Dealing with Sheldon, Leonard and their friends, Penny (played by Kelly Cuoco) represents reality, the audience's surrogate in her exasperated view of the scientists' presumptions and clumsiness. Still, like everyone in Los Angeles, she has her own fantasies. She's planning a novel about a Lincoln, Neb., actress who comes to Hollywood and has to earn her living in a cheesecake restaurant. When someone asks if the book is autobiographical, she says "No," as she herself comes from Omaha. Will she and Leonard eventually become a couple? The audience would like nothing better, but the show would evaporate.

The Big Bang Theory employs a coach and critic who makes sure the characters talk scientific sense (rather than the gobbledygook they might as well be spouting, so far as many of us can tell) and that the whiteboards they occasionally show on the set display credible formulae that might actually be used by actual physicists.
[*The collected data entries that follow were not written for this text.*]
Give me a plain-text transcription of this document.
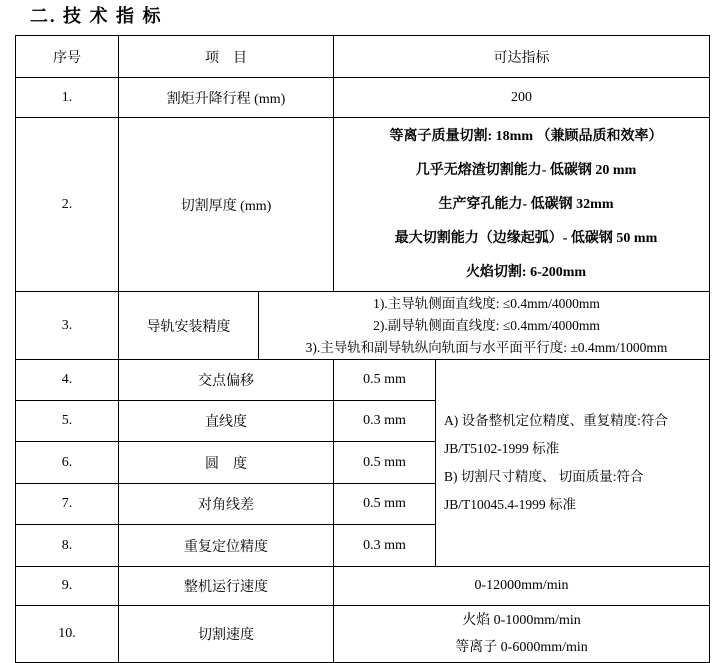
二. 技 术 指 标
序号	项　目		可达指标	
1.	割炬升降行程 (mm)		200	
2.	切割厚度 (mm)		等离子质量切割: 18mm （兼顾品质和效率）
几乎无熔渣切割能力- 低碳钢 20 mm
生产穿孔能力- 低碳钢 32mm
最大切割能力（边缘起弧）- 低碳钢 50 mm
火焰切割: 6-200mm	

3.	导轨安装精度	1).主导轨侧面直线度: ≤0.4mm/4000mm
2).副导轨侧面直线度: ≤0.4mm/4000mm
3).主导轨和副导轨纵向轨面与水平面平行度: ±0.4mm/1000mm		

4.	交点偏移		0.5 mm	A) 设备整机定位精度、重复精度:符合
JB/T5102-1999 标准
B) 切割尺寸精度、 切面质量:符合
JB/T10045.4-1999 标准

5.	直线度		0.3 mm	
6.	圆　度		0.5 mm	
7.	对角线差		0.5 mm	
8.	重复定位精度		0.3 mm	
9.	整机运行速度		0-12000mm/min	
10.	切割速度		火焰 0-1000mm/min
等离子 0-6000mm/min	
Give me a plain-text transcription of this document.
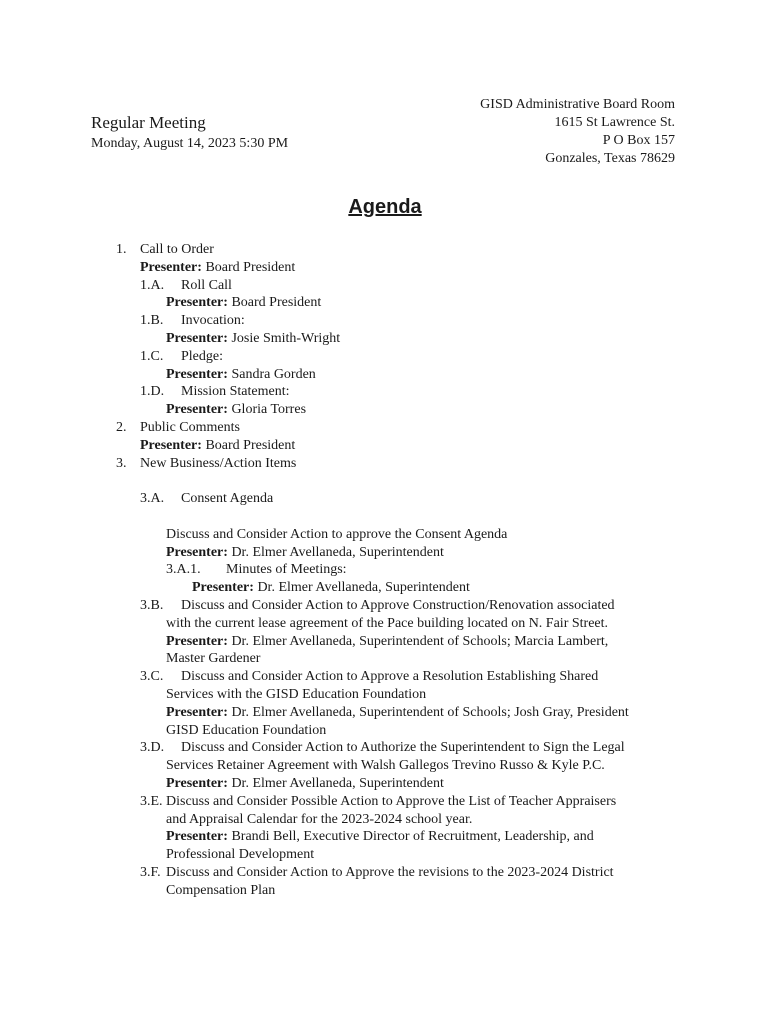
Regular Meeting
Monday, August 14, 2023 5:30 PM
GISD Administrative Board Room
1615 St Lawrence St.
P O Box 157
Gonzales, Texas 78629
Agenda
1. Call to Order
Presenter: Board President
1.A. Roll Call
Presenter: Board President
1.B. Invocation:
Presenter: Josie Smith-Wright
1.C. Pledge:
Presenter: Sandra Gorden
1.D. Mission Statement:
Presenter: Gloria Torres
2. Public Comments
Presenter: Board President
3. New Business/Action Items
3.A. Consent Agenda
Discuss and Consider Action to approve the Consent Agenda
Presenter: Dr. Elmer Avellaneda, Superintendent
3.A.1. Minutes of Meetings:
Presenter: Dr. Elmer Avellaneda, Superintendent
3.B. Discuss and Consider Action to Approve Construction/Renovation associated
with the current lease agreement of the Pace building located on N. Fair Street.
Presenter: Dr. Elmer Avellaneda, Superintendent of Schools; Marcia Lambert,
Master Gardener
3.C. Discuss and Consider Action to Approve a Resolution Establishing Shared
Services with the GISD Education Foundation
Presenter: Dr. Elmer Avellaneda, Superintendent of Schools; Josh Gray, President
GISD Education Foundation
3.D. Discuss and Consider Action to Authorize the Superintendent to Sign the Legal
Services Retainer Agreement with Walsh Gallegos Trevino Russo & Kyle P.C.
Presenter: Dr. Elmer Avellaneda, Superintendent
3.E. Discuss and Consider Possible Action to Approve the List of Teacher Appraisers
and Appraisal Calendar for the 2023-2024 school year.
Presenter: Brandi Bell, Executive Director of Recruitment, Leadership, and
Professional Development
3.F. Discuss and Consider Action to Approve the revisions to the 2023-2024 District
Compensation Plan
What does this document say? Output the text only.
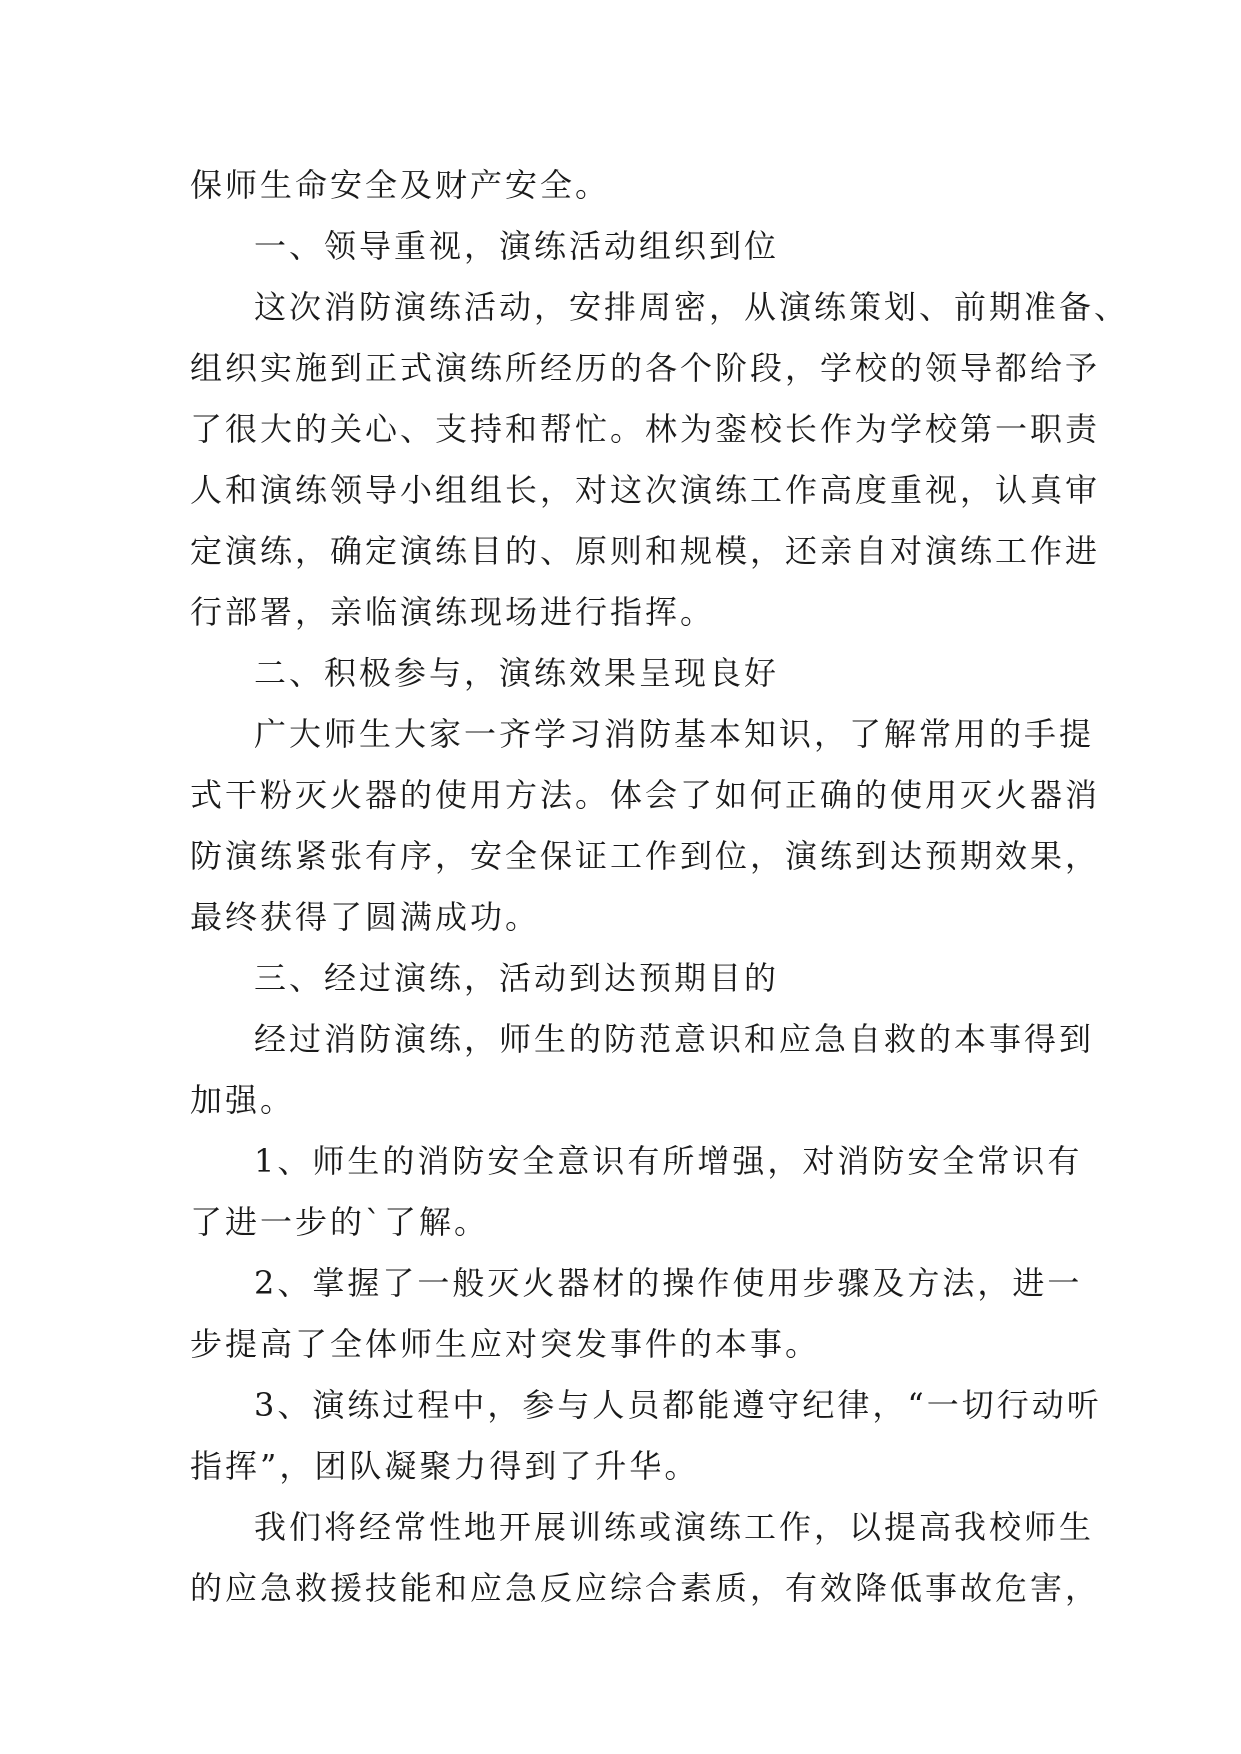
保师生命安全及财产安全。
一、领导重视，演练活动组织到位
这次消防演练活动，安排周密，从演练策划、前期准备、
组织实施到正式演练所经历的各个阶段，学校的领导都给予
了很大的关心、支持和帮忙。林为銮校长作为学校第一职责
人和演练领导小组组长，对这次演练工作高度重视，认真审
定演练，确定演练目的、原则和规模，还亲自对演练工作进
行部署，亲临演练现场进行指挥。
二、积极参与，演练效果呈现良好
广大师生大家一齐学习消防基本知识，了解常用的手提
式干粉灭火器的使用方法。体会了如何正确的使用灭火器消
防演练紧张有序，安全保证工作到位，演练到达预期效果，
最终获得了圆满成功。
三、经过演练，活动到达预期目的
经过消防演练，师生的防范意识和应急自救的本事得到
加强。
1、师生的消防安全意识有所增强，对消防安全常识有
了进一步的`了解。
2、掌握了一般灭火器材的操作使用步骤及方法，进一
步提高了全体师生应对突发事件的本事。
3、演练过程中，参与人员都能遵守纪律，“一切行动听
指挥”，团队凝聚力得到了升华。
我们将经常性地开展训练或演练工作，以提高我校师生
的应急救援技能和应急反应综合素质，有效降低事故危害，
He's David Saltzberg, a professor of physics and astronomy at the University of California (UCLA).

Few non-scientists could comprehend what he does with the rest of his time, but his official UCLA bio says: "His group looks for signs of supersymmetry and measures exotic properties of the top quark," which should be good enough for the likes of me. Still, you can't be too careful, and in my suspicious mind there arose the possibility that when Sheldon referred to Munchhausen's Trilemma, Saltzberg might be having us on, just to show he could do it.

In that scene, Sheldon was planning to move out of the apartment he and Leonard share. Leonard asked why, but Sheldon had a secret reason that he couldn't reveal. In fact, he couldn't even admit he had a secret at all. He explained: "This is a classic example of Munchhausen's Trilemma. Either the reason is predicated on a series of sub-reasons leading to an infinite regression, or it tracks back to arbitrary axiomatic statements, or it's ultimately circular, i. e. I'm moving out because I'm moving out."

A trilemma was news to me, though I know a little about the relationship of pathological liars with Baron Munchhausen, an 18th-century German soldier addicted to prevarication. But a little rooting around in philosophy, social science and the terminology of chess revealed that there are several conceivably legitimate uses of the term. In fact, I expect to be deploying it myself, the first chance I get.

It didn't work with Leonard, though. "I'm still confused," he said, to which Sheldon replied, "I don't see how I could have made it any simpler." Precisely.